Hot hamsters will become agitated as they struggle to cope with the temperature. Even the tamest and most temperate hamsters may bite their owners due to stress from overheating.
How To Keep a Hamster Cool in Hot Weather
Ensure the hamster stays cool if your home becomes warmer than 75 degrees Fahrenheit. Monitor the hamster during the summer for symptoms of heatstroke and follow these steps:
Walk through your house during the middle of the day to identify the coolest area. However, the room you choose must be quiet enough for the hamster to get enough sleep during the day.
Because heat rises, you should place your hamster on the lower floors, such as in a basement. A tiled room is another good spot, as it’s likely cooler than a room with carpets.
You can ventilate the room by opening windows or using a fan to circulate air around the room. However, there are two things to consider:
- Draughty locations.
- Fans are pointing directly at the cage.

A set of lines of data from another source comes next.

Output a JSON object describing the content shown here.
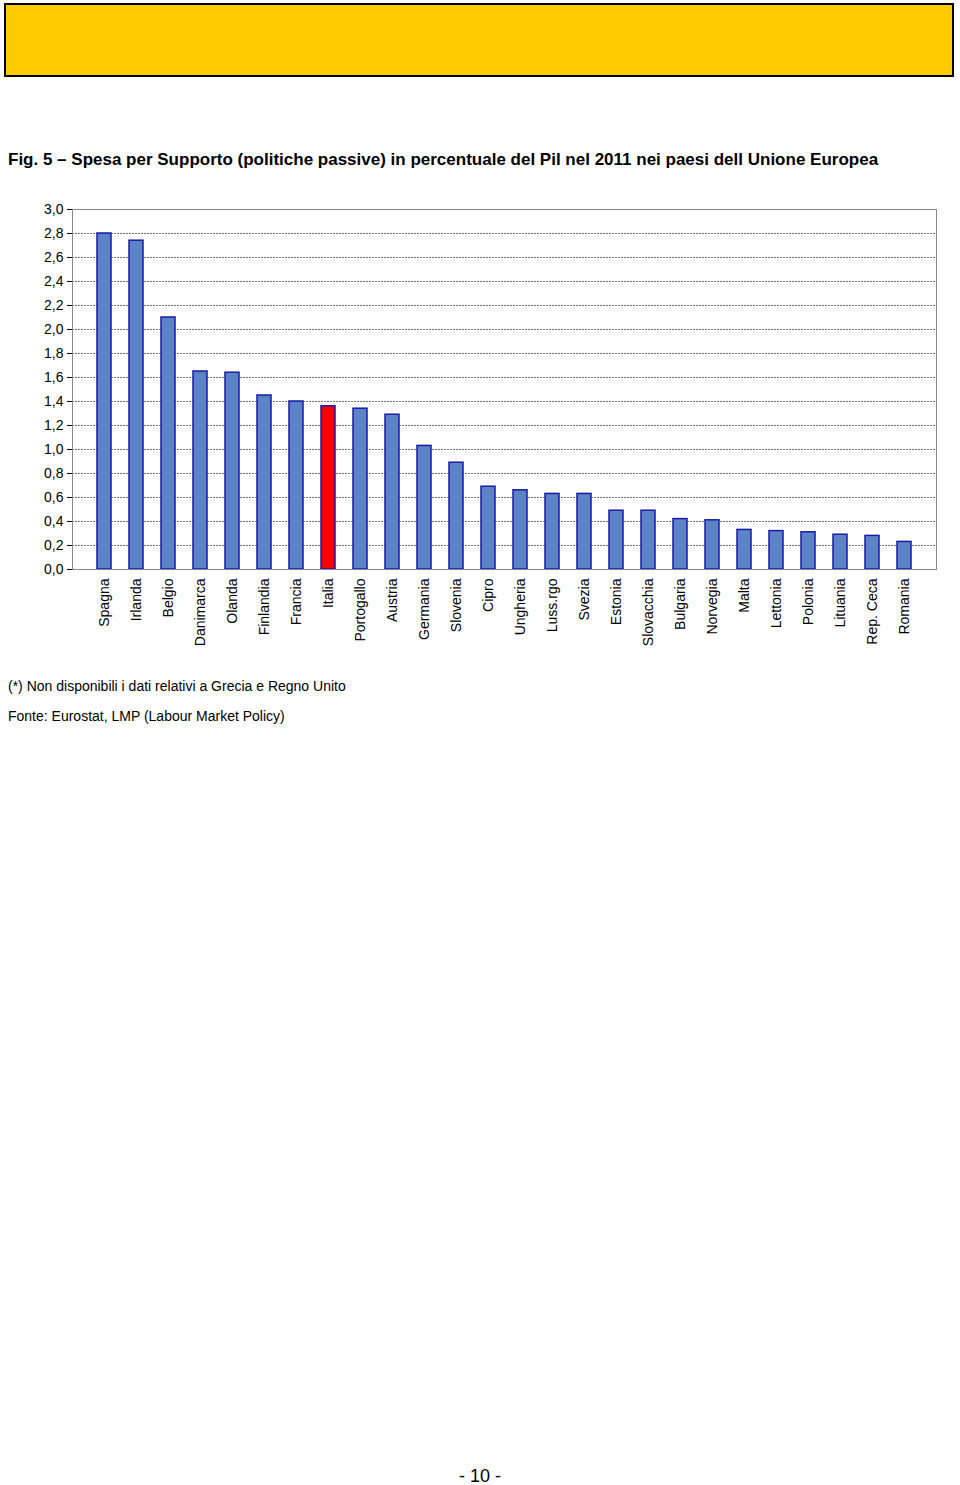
{
  "chart_data": {
    "type": "bar",
    "title": "Fig. 5 – Spesa per Supporto (politiche passive) in percentuale del Pil nel 2011 nei paesi dell Unione Europea",
    "categories": [
      "Spagna",
      "Irlanda",
      "Belgio",
      "Danimarca",
      "Olanda",
      "Finlandia",
      "Francia",
      "Italia",
      "Portogallo",
      "Austria",
      "Germania",
      "Slovenia",
      "Cipro",
      "Ungheria",
      "Luss.rgo",
      "Svezia",
      "Estonia",
      "Slovacchia",
      "Bulgaria",
      "Norvegia",
      "Malta",
      "Lettonia",
      "Polonia",
      "Lituania",
      "Rep. Ceca",
      "Romania"
    ],
    "values": [
      2.8,
      2.74,
      2.1,
      1.65,
      1.64,
      1.45,
      1.4,
      1.36,
      1.34,
      1.29,
      1.03,
      0.89,
      0.69,
      0.66,
      0.63,
      0.63,
      0.49,
      0.49,
      0.42,
      0.41,
      0.33,
      0.32,
      0.31,
      0.29,
      0.28,
      0.23
    ],
    "colors": [
      "#5b84c4",
      "#5b84c4",
      "#5b84c4",
      "#5b84c4",
      "#5b84c4",
      "#5b84c4",
      "#5b84c4",
      "#ff0000",
      "#5b84c4",
      "#5b84c4",
      "#5b84c4",
      "#5b84c4",
      "#5b84c4",
      "#5b84c4",
      "#5b84c4",
      "#5b84c4",
      "#5b84c4",
      "#5b84c4",
      "#5b84c4",
      "#5b84c4",
      "#5b84c4",
      "#5b84c4",
      "#5b84c4",
      "#5b84c4",
      "#5b84c4",
      "#5b84c4"
    ],
    "ylim": [
      0,
      3
    ],
    "yticks": [
      {
        "value": 0,
        "label": "0,0"
      },
      {
        "value": 0.2,
        "label": "0,2"
      },
      {
        "value": 0.4,
        "label": "0,4"
      },
      {
        "value": 0.6,
        "label": "0,6"
      },
      {
        "value": 0.8,
        "label": "0,8"
      },
      {
        "value": 1,
        "label": "1,0"
      },
      {
        "value": 1.2,
        "label": "1,2"
      },
      {
        "value": 1.4,
        "label": "1,4"
      },
      {
        "value": 1.6,
        "label": "1,6"
      },
      {
        "value": 1.8,
        "label": "1,8"
      },
      {
        "value": 2,
        "label": "2,0"
      },
      {
        "value": 2.2,
        "label": "2,2"
      },
      {
        "value": 2.4,
        "label": "2,4"
      },
      {
        "value": 2.6,
        "label": "2,6"
      },
      {
        "value": 2.8,
        "label": "2,8"
      },
      {
        "value": 3,
        "label": "3,0"
      }
    ],
    "grid": true,
    "notes": [
      "(*) Non disponibili i dati relativi a Grecia e Regno Unito",
      "Fonte: Eurostat, LMP (Labour Market Policy)"
    ]
  },
  "page_number": "- 10 -"
}
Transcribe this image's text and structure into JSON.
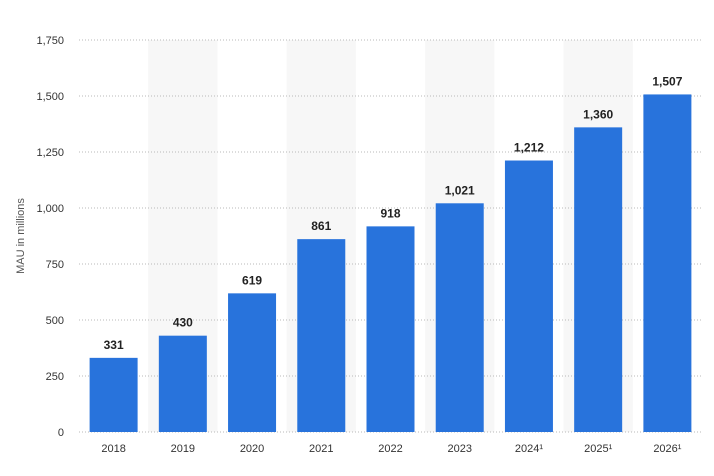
{
  "chart_data": {
    "type": "bar",
    "title": "",
    "xlabel": "",
    "ylabel": "MAU in millions",
    "categories": [
      "2018",
      "2019",
      "2020",
      "2021",
      "2022",
      "2023",
      "2024¹",
      "2025¹",
      "2026¹"
    ],
    "values": [
      331,
      430,
      619,
      861,
      918,
      1021,
      1212,
      1360,
      1507
    ],
    "value_labels": [
      "331",
      "430",
      "619",
      "861",
      "918",
      "1,021",
      "1,212",
      "1,360",
      "1,507"
    ],
    "ylim": [
      0,
      1750
    ],
    "yticks": [
      0,
      250,
      500,
      750,
      1000,
      1250,
      1500,
      1750
    ],
    "ytick_labels": [
      "0",
      "250",
      "500",
      "750",
      "1,000",
      "1,250",
      "1,500",
      "1,750"
    ],
    "grid": true,
    "bar_color": "#2873dc",
    "alt_band_color": "#f7f7f7"
  }
}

Even though hot temperatures are dangerous, the cold is just as bad as hamsters can develop hypothermia and go into torpor. According to the Royal Society, this temporary hibernation occurs when hamsters are exposed to sudden cold temperature drops.
You’ll also need to ensure your hamster’s cage is well-ventilated. Barred enclosures already provide plenty of air circulation, but glass and acrylic tanks need a mesh lid to maintain adequate airflow.
No Direct Sunlight
You’ll need to position your hamster out of direct sunlight to keep it cool. Direct light causes heatstroke and dehydration – both of which kill in a matter of hours on a hot day.
Use a net curtain or blinds to filter out the sun, ensuring your hamster still has access to light to maintain its day-to-night sleeping pattern.
Similarly, keep your hamster away from radiators, heaters, and lit fireplaces to prevent heat exhaustion.
Limit Activity Levels
While hamsters benefit from out-of-cage exercise time, avoid playing too often when it’s hot.
However, some hamsters become stressed if they don’t get daily access to the wider environment. In that case, allow free roaming in the evening when it gets cool.
You can drape a frozen towel or blanket over the cage during the summer. However, be careful not to restrict airflow and remove the towel once it drips.
Providing clean water is essential all year round, but it’s most important in the summer.
Your hamster is more likely to drink more when it’s hot, so frequently refresh the water to prevent it from becoming warm and stale.
Also, if you use a water bottle, check it throughout the day to ensure it doesn’t become blocked, leak, or stop working.
You can even provide a frozen water bottle to give your hamster something to cool itself against.
Fill an empty bottle halfway with water and put it in the freezer until it becomes solid. Wrap it in a towel and place it in your hamster’s cage. An ice pack works just as well.
Made from ceramic or terracotta, hamsters will lay on a cool pad when they feel too hot, reducing their body temperature from underneath.
You can even put your cool pad in the fridge before your hamster awakens.
You can help a hamster cool off by freezing its treats or giving it something to lick on to reduce its body temperature. Once the treats thaw, your hamster will eat the food.
Maintaining a comfortable temperature is essential throughout the year, especially in the summer. Allowing the temperature to get too hot can be fatal.